In the 80ies, Korg created WaveDrum, pretty exactly the percussion instrument described above and anyone I meet that heard it is in love with it. But they stopped making it and the price went way up on eBay which tells me that those few who understood it badly want one! WaveDrum was maybe too expensive and at the time, fascination was focussed on electronic instruments. But today it could be done cheaper and many more ears would be prepared to hear it (after we have been wiped with loads of electronic sounds ;-)
Yet, the music industry concentrates on reproducing traditional sounds and digital generation of new sounds, leaving the most "healthy" way aside: create new sounds with organic instruments.
The musicians who dont accept the sterile digital sounds mostly hold on their old instruments and dont see the new options or how much easier it all would be if they did not insist in reproducing traditional sounds as well.

We hope to pool this consciousness and make such instruments avaliable and discuss their use in music.

here is an example of how people misunderstood "organic instrument" in 2004:
http://acapella.harmony-central.com/showthread.php?t=696627

History:

The idea of controller/sequencer/sound module started in the middle ages with music machines and organs.
The electrorganic started with guitars with magnetic pickups in the 40ies. But the technology was so limited that it defined new sound character like blues, jazz and rock guitar, amplifiers and overdriving and feedback techniques. So this recent tradition and all its virtual copies has its own problems and is talked about enough in other places.

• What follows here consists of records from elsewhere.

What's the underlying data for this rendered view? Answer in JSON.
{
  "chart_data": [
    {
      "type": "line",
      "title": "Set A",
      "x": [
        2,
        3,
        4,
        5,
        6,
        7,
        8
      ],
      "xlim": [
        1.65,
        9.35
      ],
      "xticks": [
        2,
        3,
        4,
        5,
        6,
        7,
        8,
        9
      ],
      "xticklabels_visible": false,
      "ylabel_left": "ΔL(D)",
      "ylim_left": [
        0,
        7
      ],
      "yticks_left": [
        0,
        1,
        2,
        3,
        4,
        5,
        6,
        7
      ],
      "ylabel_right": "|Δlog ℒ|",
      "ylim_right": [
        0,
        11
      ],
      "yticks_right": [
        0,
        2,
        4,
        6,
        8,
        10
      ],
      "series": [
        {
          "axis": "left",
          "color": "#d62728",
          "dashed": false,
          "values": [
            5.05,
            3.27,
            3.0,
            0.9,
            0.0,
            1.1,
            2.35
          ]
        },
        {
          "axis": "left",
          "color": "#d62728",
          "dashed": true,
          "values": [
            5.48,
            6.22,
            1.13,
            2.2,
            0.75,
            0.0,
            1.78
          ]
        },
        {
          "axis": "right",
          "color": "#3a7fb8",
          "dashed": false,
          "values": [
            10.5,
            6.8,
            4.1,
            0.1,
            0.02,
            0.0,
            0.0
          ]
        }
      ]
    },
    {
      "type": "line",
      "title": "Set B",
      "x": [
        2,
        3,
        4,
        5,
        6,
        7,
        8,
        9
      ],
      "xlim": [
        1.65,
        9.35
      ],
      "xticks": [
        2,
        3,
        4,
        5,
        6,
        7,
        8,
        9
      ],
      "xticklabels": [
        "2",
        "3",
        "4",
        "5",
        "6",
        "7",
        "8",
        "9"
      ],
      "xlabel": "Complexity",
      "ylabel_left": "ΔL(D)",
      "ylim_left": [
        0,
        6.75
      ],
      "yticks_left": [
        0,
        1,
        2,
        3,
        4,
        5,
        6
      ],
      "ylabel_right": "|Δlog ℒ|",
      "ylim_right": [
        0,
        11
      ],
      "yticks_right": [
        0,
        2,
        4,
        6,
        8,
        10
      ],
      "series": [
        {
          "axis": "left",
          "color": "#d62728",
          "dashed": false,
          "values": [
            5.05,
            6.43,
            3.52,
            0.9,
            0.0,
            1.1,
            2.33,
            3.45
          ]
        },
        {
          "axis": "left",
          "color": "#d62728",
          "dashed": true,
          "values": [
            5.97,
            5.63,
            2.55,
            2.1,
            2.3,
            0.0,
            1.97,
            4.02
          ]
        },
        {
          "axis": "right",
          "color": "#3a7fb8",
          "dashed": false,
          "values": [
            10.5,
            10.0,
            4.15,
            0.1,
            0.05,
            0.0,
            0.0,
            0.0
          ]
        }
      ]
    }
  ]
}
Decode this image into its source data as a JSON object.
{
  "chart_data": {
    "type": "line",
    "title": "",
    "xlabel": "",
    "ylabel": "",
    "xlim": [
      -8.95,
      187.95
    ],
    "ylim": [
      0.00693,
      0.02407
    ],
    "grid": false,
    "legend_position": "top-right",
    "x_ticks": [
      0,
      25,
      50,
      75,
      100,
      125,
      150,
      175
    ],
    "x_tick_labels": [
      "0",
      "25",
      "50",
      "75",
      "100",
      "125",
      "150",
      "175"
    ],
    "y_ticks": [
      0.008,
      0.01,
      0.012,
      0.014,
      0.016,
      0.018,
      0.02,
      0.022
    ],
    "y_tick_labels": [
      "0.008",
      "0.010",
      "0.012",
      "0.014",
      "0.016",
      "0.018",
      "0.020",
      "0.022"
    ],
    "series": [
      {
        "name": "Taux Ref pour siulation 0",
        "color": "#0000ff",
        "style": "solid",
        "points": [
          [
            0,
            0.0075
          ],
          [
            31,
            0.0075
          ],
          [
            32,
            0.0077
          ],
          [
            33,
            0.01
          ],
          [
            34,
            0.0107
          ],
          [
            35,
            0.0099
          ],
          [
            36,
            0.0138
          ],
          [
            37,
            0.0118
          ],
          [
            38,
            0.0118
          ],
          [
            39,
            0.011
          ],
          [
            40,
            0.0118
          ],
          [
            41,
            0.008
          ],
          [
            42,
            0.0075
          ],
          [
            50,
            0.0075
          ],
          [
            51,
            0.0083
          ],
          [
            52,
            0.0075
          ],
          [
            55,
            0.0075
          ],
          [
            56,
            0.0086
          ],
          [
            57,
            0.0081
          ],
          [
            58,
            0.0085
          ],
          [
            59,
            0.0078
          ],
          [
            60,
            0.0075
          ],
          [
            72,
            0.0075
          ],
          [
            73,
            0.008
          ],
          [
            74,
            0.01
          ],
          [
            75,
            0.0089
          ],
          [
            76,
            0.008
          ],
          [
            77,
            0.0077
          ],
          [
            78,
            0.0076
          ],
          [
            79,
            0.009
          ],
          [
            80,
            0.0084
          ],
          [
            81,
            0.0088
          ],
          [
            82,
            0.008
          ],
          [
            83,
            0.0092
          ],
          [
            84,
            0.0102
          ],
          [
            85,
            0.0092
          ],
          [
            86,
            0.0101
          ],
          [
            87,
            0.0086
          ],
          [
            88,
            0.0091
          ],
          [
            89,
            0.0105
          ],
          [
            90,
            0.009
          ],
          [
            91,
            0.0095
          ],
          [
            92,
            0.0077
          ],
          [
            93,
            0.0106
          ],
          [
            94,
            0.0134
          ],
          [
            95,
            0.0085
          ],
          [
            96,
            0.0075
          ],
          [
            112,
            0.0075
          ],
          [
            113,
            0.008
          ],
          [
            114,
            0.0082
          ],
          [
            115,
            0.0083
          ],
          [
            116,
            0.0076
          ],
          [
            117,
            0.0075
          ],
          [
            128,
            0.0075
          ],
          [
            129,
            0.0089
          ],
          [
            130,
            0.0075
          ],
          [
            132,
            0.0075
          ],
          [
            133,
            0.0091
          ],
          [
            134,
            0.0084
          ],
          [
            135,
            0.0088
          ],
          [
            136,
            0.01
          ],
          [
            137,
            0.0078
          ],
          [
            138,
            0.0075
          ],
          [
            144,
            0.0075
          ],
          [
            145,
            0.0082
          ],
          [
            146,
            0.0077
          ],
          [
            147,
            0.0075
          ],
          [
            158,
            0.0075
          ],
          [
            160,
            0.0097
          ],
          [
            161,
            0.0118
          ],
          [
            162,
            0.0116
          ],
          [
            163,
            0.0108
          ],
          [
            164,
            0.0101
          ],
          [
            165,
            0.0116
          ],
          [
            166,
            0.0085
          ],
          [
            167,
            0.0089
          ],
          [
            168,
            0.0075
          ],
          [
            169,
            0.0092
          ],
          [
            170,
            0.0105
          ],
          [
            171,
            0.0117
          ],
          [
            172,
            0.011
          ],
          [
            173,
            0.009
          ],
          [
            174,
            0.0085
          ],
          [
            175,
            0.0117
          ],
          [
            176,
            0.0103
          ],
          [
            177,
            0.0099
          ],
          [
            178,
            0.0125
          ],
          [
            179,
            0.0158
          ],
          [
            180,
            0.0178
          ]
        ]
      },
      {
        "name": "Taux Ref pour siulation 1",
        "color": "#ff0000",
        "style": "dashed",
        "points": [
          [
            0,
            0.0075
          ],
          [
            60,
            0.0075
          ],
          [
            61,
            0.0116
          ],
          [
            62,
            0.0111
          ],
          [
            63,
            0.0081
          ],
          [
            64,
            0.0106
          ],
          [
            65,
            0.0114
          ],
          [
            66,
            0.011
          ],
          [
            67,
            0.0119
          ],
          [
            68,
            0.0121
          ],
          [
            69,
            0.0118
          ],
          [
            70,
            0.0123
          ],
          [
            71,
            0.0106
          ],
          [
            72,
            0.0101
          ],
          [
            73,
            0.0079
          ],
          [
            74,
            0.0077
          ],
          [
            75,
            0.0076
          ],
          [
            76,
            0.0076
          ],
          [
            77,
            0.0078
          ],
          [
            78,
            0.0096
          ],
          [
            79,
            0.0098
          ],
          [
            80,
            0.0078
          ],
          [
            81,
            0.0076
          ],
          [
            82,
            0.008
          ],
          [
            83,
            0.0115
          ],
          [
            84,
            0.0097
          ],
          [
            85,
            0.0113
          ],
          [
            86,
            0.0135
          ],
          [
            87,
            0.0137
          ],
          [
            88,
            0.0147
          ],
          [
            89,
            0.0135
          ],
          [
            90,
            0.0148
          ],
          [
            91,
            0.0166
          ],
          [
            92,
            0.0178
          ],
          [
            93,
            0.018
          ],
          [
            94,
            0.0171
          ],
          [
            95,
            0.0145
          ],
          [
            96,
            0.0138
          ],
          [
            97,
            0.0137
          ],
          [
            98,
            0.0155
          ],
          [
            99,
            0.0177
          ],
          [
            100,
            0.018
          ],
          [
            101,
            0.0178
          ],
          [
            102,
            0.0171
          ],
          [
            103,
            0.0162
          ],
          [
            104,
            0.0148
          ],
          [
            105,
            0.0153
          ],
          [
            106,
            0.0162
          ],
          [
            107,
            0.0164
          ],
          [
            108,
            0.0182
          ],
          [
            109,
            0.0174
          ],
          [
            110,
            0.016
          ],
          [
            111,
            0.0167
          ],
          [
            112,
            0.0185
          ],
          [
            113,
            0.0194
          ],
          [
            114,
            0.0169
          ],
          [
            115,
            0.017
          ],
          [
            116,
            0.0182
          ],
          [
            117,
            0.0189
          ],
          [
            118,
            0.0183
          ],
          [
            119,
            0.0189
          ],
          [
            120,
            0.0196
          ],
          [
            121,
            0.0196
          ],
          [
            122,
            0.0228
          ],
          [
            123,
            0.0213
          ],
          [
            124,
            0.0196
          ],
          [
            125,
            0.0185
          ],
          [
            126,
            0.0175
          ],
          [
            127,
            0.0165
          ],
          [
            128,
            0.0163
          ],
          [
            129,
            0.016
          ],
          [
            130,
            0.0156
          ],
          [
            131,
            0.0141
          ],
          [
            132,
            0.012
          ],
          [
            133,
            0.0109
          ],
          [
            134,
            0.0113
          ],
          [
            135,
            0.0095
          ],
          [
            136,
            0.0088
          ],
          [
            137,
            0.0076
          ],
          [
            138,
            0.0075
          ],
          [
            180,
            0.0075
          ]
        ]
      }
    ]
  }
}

This branch of the movement started in the 70ies when general sound equipment that reproduced pretty exactly and fully controllable effect machines became availble to the musicians. It meant "directly to desk" for guitarists, and it meant to find a pickup for most other instruments. The Piezo pickup helped a lot. Andreas Vollenweider built his harp with a piezo under each string and a damper. Tape loops were used to layer sounds. Effects like distortion, delay and many others started to be used with any instruments, not just guitar. In the 80ies, digital reverb gave the instruments a new space. And since then it has become gradually simpler to create such instruments because of quick digital processing and new materials for pickups and controllers and many create their instruments, but only electrorganic guitars are really popular.